In fact, Uber now serves up very close to the same number of rides per day as the city’s yellow cabs: it was 313,000 (cabs) to 272,000 (Uber) at the end of January. And look at the daily rides for yellow cabs: it’s steadily declining. Those two lines will intersect imminently.
Uber and Lyft both now have more vehicles in New York than there are cabs: 42,000 for Uber, 14,000 for Lyft, and 13,000 yellow cabs. Lyft nearly doubled its total number of drivers in the past year (it now has 700,000) and is now in more than 100 cities; Uber is in more than 300 cities.
But while Uber has enough dominance to weather some scandal, its lead is shrinking.
Rival taxi-app executives were hesitant to talk about Uber and its struggles on the record. Most appear to be taking a heads-down approach, hoping to organically pick up some of Uber’s deserters without publicly bashing the top dog.

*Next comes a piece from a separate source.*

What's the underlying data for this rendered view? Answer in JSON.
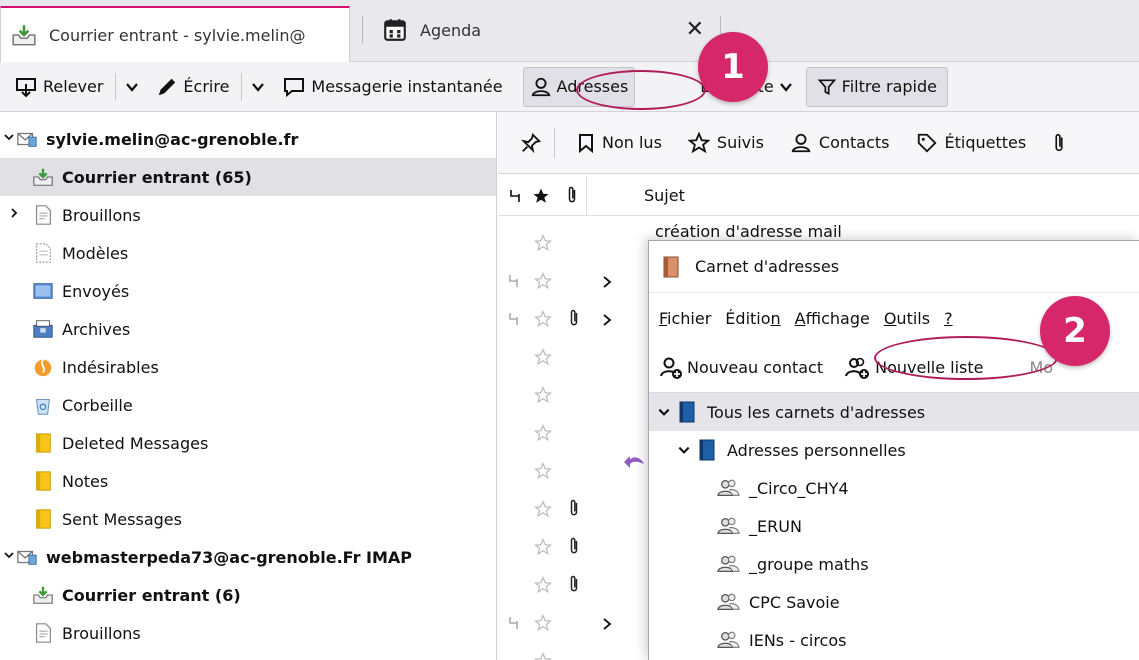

Juno CEO Marco will only say: “The theory of our company is that if you’re nice to the drivers, they will be nice to the riders, and the riders will be happier, and everything will be better. It’s self-fueling.”
Juno says its daily rides were up 20% in February. Uber and Lyft declined to share any February ride data.
Daniel Roberts is a writer at Yahoo Finance, covering sports business and technology.